Like many other players, Sperling said THL has tripled down on finding opportunities outside of auctions. Simply put, he said: “It’s really difficult to win auctions without resetting return expectations.”

While THL hasn’t won an auction since 2013, the firm has managed to put about $6 billion to work for its funds and co-investors, Sperling said. “Our focus is buying at a growth-adjusted multiple that reflects the true value of companies,” he said.

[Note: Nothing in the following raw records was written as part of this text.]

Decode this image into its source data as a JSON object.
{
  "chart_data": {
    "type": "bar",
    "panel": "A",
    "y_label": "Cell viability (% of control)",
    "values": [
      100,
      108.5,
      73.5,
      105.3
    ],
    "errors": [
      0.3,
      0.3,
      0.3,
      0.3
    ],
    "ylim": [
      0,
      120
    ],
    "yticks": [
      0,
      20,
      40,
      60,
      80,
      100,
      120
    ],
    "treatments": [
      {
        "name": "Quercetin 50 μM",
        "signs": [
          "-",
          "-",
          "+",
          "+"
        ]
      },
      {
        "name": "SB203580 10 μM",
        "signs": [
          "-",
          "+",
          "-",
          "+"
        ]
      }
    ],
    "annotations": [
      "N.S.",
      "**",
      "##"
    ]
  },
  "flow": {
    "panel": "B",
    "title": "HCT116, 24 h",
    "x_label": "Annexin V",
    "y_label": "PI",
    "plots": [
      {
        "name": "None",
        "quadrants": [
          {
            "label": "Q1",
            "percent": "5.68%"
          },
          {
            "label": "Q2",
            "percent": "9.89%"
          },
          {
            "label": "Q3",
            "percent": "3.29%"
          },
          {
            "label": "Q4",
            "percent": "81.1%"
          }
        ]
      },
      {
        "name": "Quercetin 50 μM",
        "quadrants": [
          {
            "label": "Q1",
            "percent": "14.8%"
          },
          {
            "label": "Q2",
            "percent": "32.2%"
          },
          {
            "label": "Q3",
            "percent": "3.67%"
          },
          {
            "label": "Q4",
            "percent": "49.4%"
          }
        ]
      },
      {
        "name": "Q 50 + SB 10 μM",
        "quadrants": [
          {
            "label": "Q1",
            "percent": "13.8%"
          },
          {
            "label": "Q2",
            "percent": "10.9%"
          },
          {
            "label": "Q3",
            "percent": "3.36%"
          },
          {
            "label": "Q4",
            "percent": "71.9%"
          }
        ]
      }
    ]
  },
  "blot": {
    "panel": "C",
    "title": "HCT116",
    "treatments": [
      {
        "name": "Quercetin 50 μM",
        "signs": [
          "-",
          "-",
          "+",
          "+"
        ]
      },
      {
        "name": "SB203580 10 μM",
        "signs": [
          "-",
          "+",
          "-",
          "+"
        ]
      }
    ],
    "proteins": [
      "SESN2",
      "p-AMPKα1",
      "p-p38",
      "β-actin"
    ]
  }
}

“We model the 2008 recession into every base case we have,” Sperling continued. “That results in a portfolio that doesn’t have many things that are highly cyclically sensitive. … Where that takes you is recession-resistant areas like healthcare, technology and mission critical services.”

Being the No. 1, 2 or 3 market leader in a given sub-sector is a higher degree of importance in a recession, noted Coyle. “In a downturn, if you’re a market leader, you’re in a position to take share,” he said.

When sponsors think about how their portfolio companies can withstand a recession, one of the avenues is to invest in value-creation opportunities such as new hires, compliance tools, technology upgrades and R&D, Ropes & Gray’s Rivollier said.

“The problem is that when you go invest at extremely high valuations, your ability to fund [those] value-creation opportunities suffers,” he said. “The risk, then, is that there’s just not enough resources going toward value-creation.”